Hetherington, who left Leeds last year to join an ambitious new ownership group at Championship club London Broncos, told the Press Association: “I think 30 years on, rugby league has never grasped the notion of expansion.

“If you are serious about expanding the game, you’ve got to have a strategic plan that supports new clubs, new areas, and puts a development plan into new places. That’s what the game has never done.

“That’s what I hoped Super League would bring to rugby league. It wasn’t only London but the south west of England, maybe even Scotland, Ireland and Wales, that’s what I would have hoped 30 years ago, and it’s not become reality.

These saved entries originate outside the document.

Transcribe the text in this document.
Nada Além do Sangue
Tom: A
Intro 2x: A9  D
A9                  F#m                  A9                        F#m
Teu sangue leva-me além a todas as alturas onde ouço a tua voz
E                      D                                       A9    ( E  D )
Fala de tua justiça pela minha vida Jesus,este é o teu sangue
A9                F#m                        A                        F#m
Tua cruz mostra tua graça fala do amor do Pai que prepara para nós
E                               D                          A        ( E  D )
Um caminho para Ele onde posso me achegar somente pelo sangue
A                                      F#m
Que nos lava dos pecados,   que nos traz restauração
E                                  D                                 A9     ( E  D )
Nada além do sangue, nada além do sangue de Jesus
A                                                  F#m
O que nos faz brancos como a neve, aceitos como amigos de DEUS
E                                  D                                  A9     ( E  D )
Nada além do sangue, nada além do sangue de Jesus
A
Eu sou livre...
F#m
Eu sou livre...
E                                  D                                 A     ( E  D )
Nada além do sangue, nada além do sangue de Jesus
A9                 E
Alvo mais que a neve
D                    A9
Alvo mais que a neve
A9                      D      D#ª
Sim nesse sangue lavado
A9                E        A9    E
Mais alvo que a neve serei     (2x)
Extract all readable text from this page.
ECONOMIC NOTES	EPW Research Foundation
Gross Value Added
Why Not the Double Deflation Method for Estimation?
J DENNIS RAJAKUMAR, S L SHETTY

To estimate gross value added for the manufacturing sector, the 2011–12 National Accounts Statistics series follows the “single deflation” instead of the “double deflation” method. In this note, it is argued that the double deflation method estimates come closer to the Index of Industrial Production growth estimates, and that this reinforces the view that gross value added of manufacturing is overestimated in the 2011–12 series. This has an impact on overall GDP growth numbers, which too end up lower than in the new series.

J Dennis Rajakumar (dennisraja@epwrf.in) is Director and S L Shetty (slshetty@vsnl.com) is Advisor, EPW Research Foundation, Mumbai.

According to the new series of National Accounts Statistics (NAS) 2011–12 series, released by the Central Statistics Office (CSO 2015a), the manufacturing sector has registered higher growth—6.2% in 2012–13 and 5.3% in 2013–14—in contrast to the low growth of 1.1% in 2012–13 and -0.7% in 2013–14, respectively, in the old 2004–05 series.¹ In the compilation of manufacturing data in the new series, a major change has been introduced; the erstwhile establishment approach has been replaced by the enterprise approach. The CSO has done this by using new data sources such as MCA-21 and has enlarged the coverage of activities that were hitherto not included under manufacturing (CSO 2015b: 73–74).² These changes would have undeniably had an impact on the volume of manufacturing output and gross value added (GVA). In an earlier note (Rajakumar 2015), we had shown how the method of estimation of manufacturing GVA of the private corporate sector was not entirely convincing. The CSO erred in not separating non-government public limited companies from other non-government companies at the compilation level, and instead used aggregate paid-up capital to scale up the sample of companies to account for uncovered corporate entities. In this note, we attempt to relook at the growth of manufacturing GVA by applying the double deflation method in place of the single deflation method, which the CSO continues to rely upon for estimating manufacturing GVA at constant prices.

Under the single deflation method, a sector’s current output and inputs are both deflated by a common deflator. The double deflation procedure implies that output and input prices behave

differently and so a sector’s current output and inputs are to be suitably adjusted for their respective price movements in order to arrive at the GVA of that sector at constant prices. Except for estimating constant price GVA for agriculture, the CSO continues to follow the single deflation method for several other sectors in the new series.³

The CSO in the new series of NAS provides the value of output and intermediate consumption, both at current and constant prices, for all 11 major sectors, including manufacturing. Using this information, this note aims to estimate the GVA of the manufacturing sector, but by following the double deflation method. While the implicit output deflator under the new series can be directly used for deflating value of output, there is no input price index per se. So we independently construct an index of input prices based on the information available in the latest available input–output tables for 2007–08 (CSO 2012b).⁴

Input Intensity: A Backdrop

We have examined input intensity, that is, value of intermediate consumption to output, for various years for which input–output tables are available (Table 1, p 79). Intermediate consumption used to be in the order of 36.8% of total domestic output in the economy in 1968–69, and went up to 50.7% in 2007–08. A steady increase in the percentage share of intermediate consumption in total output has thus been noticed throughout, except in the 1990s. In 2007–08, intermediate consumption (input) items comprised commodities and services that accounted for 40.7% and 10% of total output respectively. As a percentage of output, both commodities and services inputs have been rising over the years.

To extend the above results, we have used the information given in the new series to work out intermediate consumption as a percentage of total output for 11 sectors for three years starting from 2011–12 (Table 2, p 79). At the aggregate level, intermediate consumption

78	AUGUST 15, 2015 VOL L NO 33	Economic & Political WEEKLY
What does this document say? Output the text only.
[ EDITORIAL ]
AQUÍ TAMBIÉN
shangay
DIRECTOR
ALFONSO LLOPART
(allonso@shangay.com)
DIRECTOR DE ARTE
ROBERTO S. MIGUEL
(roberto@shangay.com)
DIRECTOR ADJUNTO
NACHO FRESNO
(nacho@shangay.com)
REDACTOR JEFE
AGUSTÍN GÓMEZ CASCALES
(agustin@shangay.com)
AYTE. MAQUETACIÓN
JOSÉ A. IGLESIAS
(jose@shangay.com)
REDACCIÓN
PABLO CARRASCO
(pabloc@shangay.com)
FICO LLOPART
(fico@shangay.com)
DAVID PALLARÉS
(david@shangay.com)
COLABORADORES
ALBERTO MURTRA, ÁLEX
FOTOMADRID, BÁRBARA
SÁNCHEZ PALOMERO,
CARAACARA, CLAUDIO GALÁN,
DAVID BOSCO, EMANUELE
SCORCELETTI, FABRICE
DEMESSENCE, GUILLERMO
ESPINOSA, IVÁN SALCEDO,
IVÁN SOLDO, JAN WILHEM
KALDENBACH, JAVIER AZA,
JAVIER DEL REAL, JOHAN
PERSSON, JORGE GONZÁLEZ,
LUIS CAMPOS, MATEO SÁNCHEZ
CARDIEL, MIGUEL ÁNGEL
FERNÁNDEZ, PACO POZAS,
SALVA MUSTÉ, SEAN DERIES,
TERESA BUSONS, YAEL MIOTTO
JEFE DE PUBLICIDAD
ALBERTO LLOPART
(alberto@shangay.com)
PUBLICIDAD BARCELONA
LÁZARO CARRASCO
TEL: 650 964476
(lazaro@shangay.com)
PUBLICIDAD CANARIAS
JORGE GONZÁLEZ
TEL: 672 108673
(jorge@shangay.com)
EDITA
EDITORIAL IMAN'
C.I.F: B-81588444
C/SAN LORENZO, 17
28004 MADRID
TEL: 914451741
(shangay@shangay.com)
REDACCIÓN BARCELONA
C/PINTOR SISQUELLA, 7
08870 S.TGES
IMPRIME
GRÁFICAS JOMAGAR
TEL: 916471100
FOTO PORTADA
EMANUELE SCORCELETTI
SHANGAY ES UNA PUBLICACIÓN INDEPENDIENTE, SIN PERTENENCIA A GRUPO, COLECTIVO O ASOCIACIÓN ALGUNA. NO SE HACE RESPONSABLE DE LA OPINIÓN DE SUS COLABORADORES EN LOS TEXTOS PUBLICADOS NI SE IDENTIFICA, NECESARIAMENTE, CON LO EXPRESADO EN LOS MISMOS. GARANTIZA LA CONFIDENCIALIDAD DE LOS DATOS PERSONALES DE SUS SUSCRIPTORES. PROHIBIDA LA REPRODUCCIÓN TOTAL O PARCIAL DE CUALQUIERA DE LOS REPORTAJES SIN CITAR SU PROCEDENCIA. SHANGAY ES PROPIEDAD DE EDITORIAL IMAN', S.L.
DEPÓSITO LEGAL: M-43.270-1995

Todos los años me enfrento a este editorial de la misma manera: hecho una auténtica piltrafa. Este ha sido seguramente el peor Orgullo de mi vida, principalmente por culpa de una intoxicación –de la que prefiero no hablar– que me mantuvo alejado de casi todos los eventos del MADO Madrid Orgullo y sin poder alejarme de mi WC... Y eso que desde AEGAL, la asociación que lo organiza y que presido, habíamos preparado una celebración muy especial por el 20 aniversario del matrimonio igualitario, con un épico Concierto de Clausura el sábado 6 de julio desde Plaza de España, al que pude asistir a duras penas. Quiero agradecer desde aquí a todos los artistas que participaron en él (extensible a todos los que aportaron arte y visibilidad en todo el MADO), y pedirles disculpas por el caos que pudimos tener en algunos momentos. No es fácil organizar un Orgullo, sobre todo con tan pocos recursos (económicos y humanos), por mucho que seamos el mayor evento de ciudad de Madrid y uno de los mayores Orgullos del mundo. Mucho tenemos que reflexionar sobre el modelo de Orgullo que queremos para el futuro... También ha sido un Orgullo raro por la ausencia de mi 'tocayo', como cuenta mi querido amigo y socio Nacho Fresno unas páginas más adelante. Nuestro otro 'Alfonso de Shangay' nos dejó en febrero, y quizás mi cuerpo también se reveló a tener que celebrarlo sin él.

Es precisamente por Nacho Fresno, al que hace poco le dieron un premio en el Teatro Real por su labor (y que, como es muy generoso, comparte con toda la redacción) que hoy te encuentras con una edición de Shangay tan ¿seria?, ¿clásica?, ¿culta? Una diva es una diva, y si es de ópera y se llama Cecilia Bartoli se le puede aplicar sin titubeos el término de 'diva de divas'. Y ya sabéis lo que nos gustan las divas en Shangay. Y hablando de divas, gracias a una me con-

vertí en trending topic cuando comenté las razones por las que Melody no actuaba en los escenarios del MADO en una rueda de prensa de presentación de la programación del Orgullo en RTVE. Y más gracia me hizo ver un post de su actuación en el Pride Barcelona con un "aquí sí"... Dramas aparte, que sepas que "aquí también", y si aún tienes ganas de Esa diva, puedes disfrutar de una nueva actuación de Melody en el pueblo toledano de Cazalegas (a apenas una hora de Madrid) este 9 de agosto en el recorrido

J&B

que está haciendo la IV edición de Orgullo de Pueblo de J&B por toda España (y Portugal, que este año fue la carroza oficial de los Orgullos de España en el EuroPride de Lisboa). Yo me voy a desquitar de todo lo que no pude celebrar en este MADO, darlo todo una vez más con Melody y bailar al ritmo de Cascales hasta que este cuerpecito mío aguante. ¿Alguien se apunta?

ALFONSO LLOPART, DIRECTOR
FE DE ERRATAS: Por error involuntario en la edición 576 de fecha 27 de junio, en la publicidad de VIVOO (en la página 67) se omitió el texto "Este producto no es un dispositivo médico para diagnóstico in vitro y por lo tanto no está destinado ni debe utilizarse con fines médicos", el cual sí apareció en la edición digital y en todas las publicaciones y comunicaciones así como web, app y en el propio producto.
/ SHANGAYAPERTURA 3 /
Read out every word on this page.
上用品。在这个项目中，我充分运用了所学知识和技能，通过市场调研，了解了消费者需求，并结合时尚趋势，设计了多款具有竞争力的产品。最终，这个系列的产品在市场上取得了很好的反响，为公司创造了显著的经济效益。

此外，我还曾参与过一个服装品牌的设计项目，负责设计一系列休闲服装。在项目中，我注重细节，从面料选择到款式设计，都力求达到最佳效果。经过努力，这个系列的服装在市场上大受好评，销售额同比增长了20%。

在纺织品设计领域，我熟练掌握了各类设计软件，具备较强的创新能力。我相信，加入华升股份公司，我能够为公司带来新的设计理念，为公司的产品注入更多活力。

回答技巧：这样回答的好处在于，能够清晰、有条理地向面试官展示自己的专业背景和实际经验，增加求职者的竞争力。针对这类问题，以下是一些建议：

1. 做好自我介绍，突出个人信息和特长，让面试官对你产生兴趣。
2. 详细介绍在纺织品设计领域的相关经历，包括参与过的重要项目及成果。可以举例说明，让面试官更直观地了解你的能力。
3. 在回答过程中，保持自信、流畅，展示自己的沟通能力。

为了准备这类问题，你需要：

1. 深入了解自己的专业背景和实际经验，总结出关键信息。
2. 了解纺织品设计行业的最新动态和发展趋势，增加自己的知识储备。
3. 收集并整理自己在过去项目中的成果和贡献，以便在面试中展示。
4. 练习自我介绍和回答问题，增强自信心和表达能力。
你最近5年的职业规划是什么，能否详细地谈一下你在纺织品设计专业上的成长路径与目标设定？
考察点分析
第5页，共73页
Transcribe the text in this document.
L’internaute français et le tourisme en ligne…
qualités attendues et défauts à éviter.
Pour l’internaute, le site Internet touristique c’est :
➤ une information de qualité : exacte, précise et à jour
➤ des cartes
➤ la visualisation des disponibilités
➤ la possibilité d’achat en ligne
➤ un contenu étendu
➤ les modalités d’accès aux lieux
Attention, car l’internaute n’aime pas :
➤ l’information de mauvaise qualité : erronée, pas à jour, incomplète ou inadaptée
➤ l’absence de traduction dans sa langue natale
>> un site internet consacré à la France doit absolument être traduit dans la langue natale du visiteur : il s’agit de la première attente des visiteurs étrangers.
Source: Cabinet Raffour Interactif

“Super League injected a lot of money into our game and enabled our top clubs to go full-time, but as a game we did not spend the money wisely. We, as the game’s administrators as such, are culpable for having not really made the best of it.”

The PSG experiment survived just two seasons before dissolving in scandal, while similar issues afflicted the overambitious and even more short-lived elevation of Canadian club Toronto Wolfpack into the top flight in 2020.

Those flickering moments of expansionist optimism – add numerous London iterations including the run to the Challenge Cup final in 1999 – were shared by Hetherington when he took the team he founded to face Paris in Charlety on March 29 1996.

“I got a call from Maurice Lindsay, who was then the RFL chief executive, saying how would you fancy Sheffield Eagles playing in Paris in the first game?” recalled Hetherington. “One of the reasons for the choice was that so many people in Europe had heard of the city of Sheffield.

“The media were predicting a pretty dismal crowd, but they nearly had to delay the kick-off. There were over 17,000 and it came as a surprise to everybody. There was a real sense of occasion and it was a famous win for the Paris team, and it kicked off Super League in pretty good fashion.”

While PSG’s top-flight tenure was short-lived, the club’s legacy indirectly lived on, with Catalans Dragons invited into Super League in 2006. Toulouse ultimately followed as a second French club, and Hetherington’s current project is to ensure a revitalised London follow in 2027.

Hetherington added: “Our game needs to expand, and London and the south east is a critical region. It’s got the population, the major companies, the Royal Family – it’s where we need to be to spread and develop our game.”